From the time of bone china’s inception until the 20th century, bone china was made by potters exclusively in England.
In 1748 in East London in a town called Bow, a potter named Thomas Frye first developed what has come to be known as bone china. Thomas Frye’s pottery house was located near the cattle slaughterhouses and he was readily able to obtain animal (ox back then) bones. Frye then created a “mixture” to use in his pottery. At that time his “mixture” was about 45% of the bone ash and he dubbed it, fine porcelain.
In the bustling 20th century, an English potter named Josiah Spode of the famous potter firm Stoke-On-Trent in Staffordshire, perfected Thomas Frye’s “mixture” and improved it and launched an even more desirable bone china. Also, it is during this time period that Japan began to make fine bone china in their countries and began to mass produce it to the world. Thomas Spode created many very famous pottery lines that some are still in production today such as, Royal Doulton, Wedgewood, Worcester, Mintons, Coalport, Spode, and Royal Crown Derby.
Porcelain should not be confused with bone china. Porcelain itself originated in China around 1279 A.D. Bone china is more durable than porcelain. Bone china may look more fragile by its appearance. Today and in England of the past, the standard for the mixture of ground bone ash has to be 50% of the mixture to be considered bone china. This made the bone china very durable, resistant to chipping and had a high value for heat retention. Its delicate look comes from the translucent nature. The color is also whiter and brighter by using this formula of bone ash.

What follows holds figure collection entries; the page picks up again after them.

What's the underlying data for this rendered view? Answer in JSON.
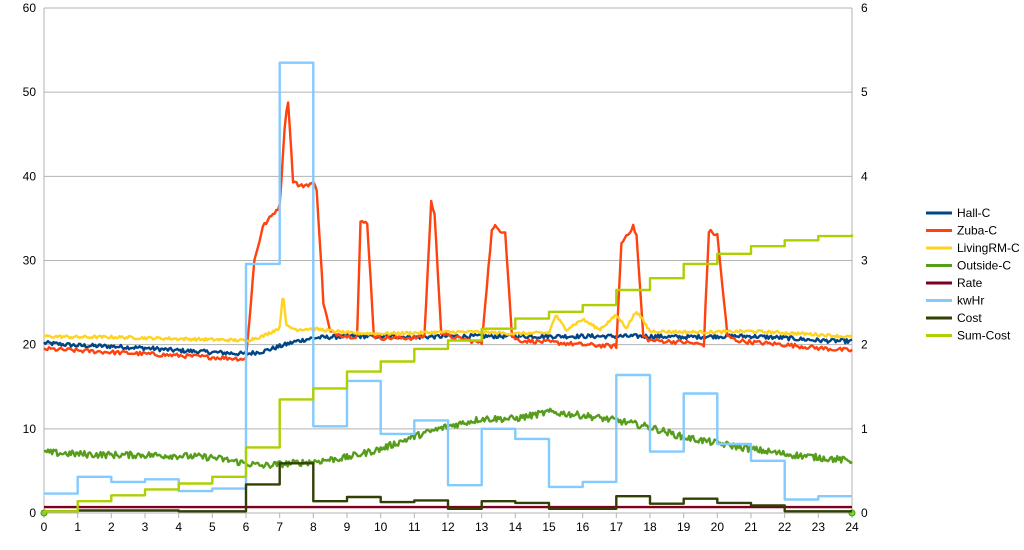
{
  "chart_data": {
    "type": "line",
    "title": "",
    "xlabel": "",
    "ylabel": "",
    "xlim": [
      0,
      24
    ],
    "ylim": [
      0,
      60
    ],
    "y2lim": [
      0,
      6
    ],
    "x_ticks": [
      "0",
      "1",
      "2",
      "3",
      "4",
      "5",
      "6",
      "7",
      "8",
      "9",
      "10",
      "11",
      "12",
      "13",
      "14",
      "15",
      "16",
      "17",
      "18",
      "19",
      "20",
      "21",
      "22",
      "23",
      "24"
    ],
    "y_ticks": [
      "0",
      "10",
      "20",
      "30",
      "40",
      "50",
      "60"
    ],
    "y2_ticks": [
      "0",
      "1",
      "2",
      "3",
      "4",
      "5",
      "6"
    ],
    "grid": "horizontal",
    "legend_position": "right",
    "series": [
      {
        "name": "Hall-C",
        "color": "#004586",
        "axis": "left",
        "shape": "smooth",
        "x": [
          0,
          1,
          2,
          3,
          4,
          5,
          6,
          6.5,
          7,
          7.5,
          8,
          9,
          10,
          11,
          12,
          13,
          14,
          15,
          16,
          17,
          18,
          19,
          20,
          21,
          22,
          23,
          24
        ],
        "y": [
          20.2,
          19.9,
          19.8,
          19.6,
          19.3,
          19.1,
          18.9,
          19.2,
          19.8,
          20.4,
          20.8,
          21.0,
          21.0,
          20.9,
          21.0,
          21.0,
          21.0,
          21.0,
          21.0,
          21.0,
          21.0,
          20.9,
          21.0,
          21.0,
          20.8,
          20.5,
          20.4
        ]
      },
      {
        "name": "Zuba-C",
        "color": "#ff420e",
        "axis": "left",
        "shape": "linear",
        "x": [
          0,
          1,
          2,
          3,
          4,
          5,
          6,
          6.25,
          6.5,
          6.8,
          7.0,
          7.15,
          7.25,
          7.4,
          7.6,
          8.0,
          8.1,
          8.3,
          8.5,
          9.0,
          9.3,
          9.4,
          9.6,
          9.8,
          10.0,
          11.0,
          11.3,
          11.5,
          11.6,
          11.8,
          12.0,
          13.0,
          13.3,
          13.4,
          13.6,
          13.7,
          13.9,
          14.1,
          15.0,
          16.0,
          17.0,
          17.15,
          17.3,
          17.5,
          17.6,
          17.8,
          18.0,
          19.0,
          19.6,
          19.75,
          20.0,
          20.3,
          20.6,
          21.0,
          22.0,
          23.0,
          24.0
        ],
        "y": [
          19.5,
          19.3,
          19.1,
          18.9,
          18.7,
          18.5,
          18.3,
          30.0,
          34.0,
          35.5,
          36.5,
          46.0,
          49.0,
          39.5,
          38.8,
          39.2,
          38.5,
          25.0,
          21.5,
          21.0,
          21.0,
          34.5,
          34.5,
          21.0,
          20.8,
          20.8,
          21.0,
          37.0,
          35.5,
          21.5,
          21.0,
          20.2,
          33.5,
          34.0,
          33.5,
          33.5,
          21.0,
          20.5,
          20.3,
          20.0,
          19.8,
          32.0,
          33.0,
          34.0,
          33.0,
          21.0,
          20.5,
          20.3,
          20.0,
          33.5,
          33.0,
          21.0,
          20.5,
          20.3,
          20.0,
          19.6,
          19.3
        ]
      },
      {
        "name": "LivingRM-C",
        "color": "#ffd320",
        "axis": "left",
        "shape": "smooth",
        "x": [
          0,
          1,
          2,
          3,
          4,
          5,
          6,
          6.5,
          7,
          7.1,
          7.2,
          7.5,
          8,
          9,
          10,
          11,
          12,
          13,
          14,
          15,
          15.2,
          15.5,
          16,
          16.5,
          17,
          17.3,
          17.6,
          18,
          19,
          20,
          21,
          22,
          23,
          24
        ],
        "y": [
          21.0,
          20.9,
          20.9,
          20.8,
          20.7,
          20.6,
          20.5,
          21.0,
          22.0,
          26.3,
          22.2,
          21.8,
          21.9,
          21.4,
          21.3,
          21.4,
          21.5,
          21.5,
          21.3,
          21.4,
          23.5,
          21.8,
          23.0,
          21.8,
          23.5,
          22.0,
          24.0,
          21.6,
          21.5,
          21.5,
          21.6,
          21.4,
          21.2,
          20.9
        ]
      },
      {
        "name": "Outside-C",
        "color": "#579d1c",
        "axis": "left",
        "shape": "smooth",
        "x": [
          0,
          1,
          2,
          3,
          4,
          5,
          6,
          6.5,
          7,
          8,
          9,
          10,
          11,
          12,
          13,
          14,
          15,
          16,
          17,
          18,
          19,
          20,
          21,
          22,
          23,
          24
        ],
        "y": [
          7.2,
          7.0,
          6.9,
          6.9,
          6.8,
          6.6,
          5.9,
          5.6,
          5.8,
          6.1,
          6.6,
          7.6,
          9.1,
          10.3,
          11.2,
          11.2,
          12.0,
          11.6,
          11.0,
          10.2,
          9.0,
          8.3,
          7.6,
          7.0,
          6.6,
          6.2
        ]
      },
      {
        "name": "Rate",
        "color": "#7e0021",
        "axis": "right",
        "shape": "step",
        "x": [
          0,
          24
        ],
        "y": [
          0.07,
          0.07
        ]
      },
      {
        "name": "kwHr",
        "color": "#83caff",
        "axis": "right",
        "shape": "step",
        "x": [
          0,
          1,
          2,
          3,
          4,
          5,
          6,
          7,
          8,
          9,
          10,
          11,
          12,
          13,
          14,
          15,
          16,
          17,
          18,
          19,
          20,
          21,
          22,
          23,
          24
        ],
        "y": [
          0.23,
          0.43,
          0.37,
          0.4,
          0.26,
          0.29,
          2.96,
          5.35,
          1.03,
          1.57,
          0.94,
          1.1,
          0.33,
          1.0,
          0.88,
          0.31,
          0.37,
          1.64,
          0.73,
          1.42,
          0.82,
          0.62,
          0.16,
          0.2,
          0.2
        ]
      },
      {
        "name": "Cost",
        "color": "#314004",
        "axis": "right",
        "shape": "step",
        "x": [
          0,
          1,
          2,
          3,
          4,
          5,
          6,
          7,
          8,
          9,
          10,
          11,
          12,
          13,
          14,
          15,
          16,
          17,
          18,
          19,
          20,
          21,
          22,
          23,
          24
        ],
        "y": [
          0.02,
          0.03,
          0.03,
          0.03,
          0.02,
          0.02,
          0.34,
          0.59,
          0.14,
          0.19,
          0.13,
          0.15,
          0.05,
          0.14,
          0.12,
          0.05,
          0.05,
          0.2,
          0.11,
          0.17,
          0.12,
          0.09,
          0.02,
          0.02,
          0.02
        ]
      },
      {
        "name": "Sum-Cost",
        "color": "#aecf00",
        "axis": "right",
        "shape": "step",
        "x": [
          0,
          1,
          2,
          3,
          4,
          5,
          6,
          7,
          8,
          9,
          10,
          11,
          12,
          13,
          14,
          15,
          16,
          17,
          18,
          19,
          20,
          21,
          22,
          23,
          24
        ],
        "y": [
          0.02,
          0.14,
          0.21,
          0.28,
          0.35,
          0.43,
          0.78,
          1.35,
          1.48,
          1.68,
          1.8,
          1.95,
          2.05,
          2.19,
          2.31,
          2.39,
          2.47,
          2.65,
          2.79,
          2.96,
          3.08,
          3.17,
          3.24,
          3.29,
          3.31
        ]
      }
    ]
  }
}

For collectors of fine bone china, there is a plethora to choose from. There are sets that range from the high end (something for the Queen of England) to whimsical “Alice in Wonderland” themed pottery for example. Here are a few things to keep in mind when collecting tea ware: most likely if you can see your fingers through a backlit piece of china, it is fine bone china. Most fine bone china is whiter than just bone china is considered “warmer” in tone. Most bone china pieces are registered by the manufacturer and then are issued a trademark, and then a number and a pattern number. If your piece of bone china has no markings at all, here are a couple ideas to help you identify the piece: Please look under other parts of the set (i.e. saucer or plates, tea pot, or creamer) usually unless noted or commemorative in some way, tea cups are never made individually. If one is trying to match a set or replace broken parts, the internet is a fabulous source for identification. One can match even by the available pictures. Please remember to only purchase anything from a reputable source. And lastly, do not overlook your yard/garage sales, church rummage, flea markets or local antique shops they sometimes have just the piece you might be looking for! Have fun collecting!